Opus Dei. Bulletin RomanaBulletin de la Prelature de la Sainte Croix et Opus Dei

english
| español | français | italiano    
Pour lire la version intégrale de Romana,    
vous pouvez vous abonner à l'édition papier    
EditorialDu Saint-SiegeDu PrelatSur le Fondateur de l'Opus DeiNouvellesInitiativesIn PaceEtude
Accueil - Plan du site | Abonnements - Recherche Lettre d'information par courrier électronique


36 • Janvier - Juin 2003 • Page 8
 
 
 
 •  Éditorial
 

Une pédagogie de la sainteté

À la clôture du Grand Jubilé, Jean Paul II a voulu tracer les principales lignes du programme qui devra orienter la mission de l’Église au troisième millénaire.

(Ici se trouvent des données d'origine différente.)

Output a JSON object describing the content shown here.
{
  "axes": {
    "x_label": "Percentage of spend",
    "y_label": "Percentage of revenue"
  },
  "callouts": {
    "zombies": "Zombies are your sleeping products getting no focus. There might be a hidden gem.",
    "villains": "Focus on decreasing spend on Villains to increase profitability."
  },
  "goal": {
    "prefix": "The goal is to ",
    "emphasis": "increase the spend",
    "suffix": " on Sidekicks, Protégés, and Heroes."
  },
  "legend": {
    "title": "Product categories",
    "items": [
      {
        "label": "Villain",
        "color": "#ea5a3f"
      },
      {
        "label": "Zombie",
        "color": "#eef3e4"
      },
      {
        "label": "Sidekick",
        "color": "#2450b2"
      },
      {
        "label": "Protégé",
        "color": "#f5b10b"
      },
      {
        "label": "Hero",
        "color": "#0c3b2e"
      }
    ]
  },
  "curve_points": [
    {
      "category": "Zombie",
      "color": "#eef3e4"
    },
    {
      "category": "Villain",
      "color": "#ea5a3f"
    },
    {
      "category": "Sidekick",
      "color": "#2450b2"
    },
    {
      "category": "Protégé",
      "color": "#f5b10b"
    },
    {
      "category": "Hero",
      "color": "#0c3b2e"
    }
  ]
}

La spiritualité est le but visé par cette orientation pastorale : afin de donner un nouvel élan au futur de l’Église, il faut surtout mettre en œuvre une vraie pédagogie de la sainteté pour les fidèles, avec le point de référence que le pape suggère lorsqu’il parle de « la contemplation du visage du Christ ». Ces mots évoquent des réalités nullement abstraites pour tous ceux qui sont familiers de la vie de prière.

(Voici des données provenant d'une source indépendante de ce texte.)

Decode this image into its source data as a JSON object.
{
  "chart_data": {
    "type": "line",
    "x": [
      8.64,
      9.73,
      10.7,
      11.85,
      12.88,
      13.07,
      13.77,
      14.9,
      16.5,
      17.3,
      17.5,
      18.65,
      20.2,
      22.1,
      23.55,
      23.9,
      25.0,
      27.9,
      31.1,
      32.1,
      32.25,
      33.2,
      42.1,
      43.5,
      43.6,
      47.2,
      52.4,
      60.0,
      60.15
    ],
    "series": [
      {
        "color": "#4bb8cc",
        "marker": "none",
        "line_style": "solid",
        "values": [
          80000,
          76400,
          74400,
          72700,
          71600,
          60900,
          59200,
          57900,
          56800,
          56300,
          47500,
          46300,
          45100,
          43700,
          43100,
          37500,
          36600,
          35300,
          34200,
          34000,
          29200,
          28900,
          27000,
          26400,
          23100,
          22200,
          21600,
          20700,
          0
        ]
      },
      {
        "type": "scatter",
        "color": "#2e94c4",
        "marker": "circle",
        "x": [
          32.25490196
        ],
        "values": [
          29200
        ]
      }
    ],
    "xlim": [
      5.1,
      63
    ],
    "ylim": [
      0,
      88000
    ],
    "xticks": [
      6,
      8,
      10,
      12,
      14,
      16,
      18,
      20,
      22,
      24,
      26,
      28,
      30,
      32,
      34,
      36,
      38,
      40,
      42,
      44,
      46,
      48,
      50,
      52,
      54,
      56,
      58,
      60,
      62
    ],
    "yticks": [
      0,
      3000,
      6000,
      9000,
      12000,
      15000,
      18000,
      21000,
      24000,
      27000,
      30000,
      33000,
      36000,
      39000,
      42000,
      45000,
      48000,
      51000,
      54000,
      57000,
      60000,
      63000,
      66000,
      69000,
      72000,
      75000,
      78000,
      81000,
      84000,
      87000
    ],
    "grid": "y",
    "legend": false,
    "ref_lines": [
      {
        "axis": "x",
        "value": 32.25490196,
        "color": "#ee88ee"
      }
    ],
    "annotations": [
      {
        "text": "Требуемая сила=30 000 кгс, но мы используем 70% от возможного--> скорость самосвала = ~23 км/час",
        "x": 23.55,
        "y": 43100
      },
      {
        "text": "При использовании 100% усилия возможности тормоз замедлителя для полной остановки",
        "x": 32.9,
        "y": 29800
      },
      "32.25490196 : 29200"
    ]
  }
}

Depuis lors, le Saint Père a publié deux documents importants qui sont comme des gestes du Pasteur Suprême qui avance devant son troupeau, guidant ses pas vers le but à atteindre. Avec sa Lettre apostolique Rosarium Virginis Mariæ, il invite tout d’abord l’Église à se mettre à l’école de Marie pour apprendre « à contempler la beauté du Christ et éprouver la profondeur de son amour » (n° l). Cette lettre apostolique est suivie de l’encyclique Ecclesia de Eucharistia, datée du jeudi saint (17 avril 2003). Nous y lisons : « Si en proclamant l’Année du Rosaire, j’ai voulu placer cette vingt-cinquième année sous le signe de la contemplation du Christ à l’école de Marie, je ne puis laisser passer ce Jeudi saint 2003 sans m’arrêter devant le « visage eucharistique » du Christ, montrant plus fortement encore à l’Église la place centrale de l’Eucharistie. C’est de ce «pain vivant » qu’elle se nourrit. Comment ne pas ressentir le besoin d’exhorter tout le monde à en faire constamment une expérience renouvelée ? n° 7 »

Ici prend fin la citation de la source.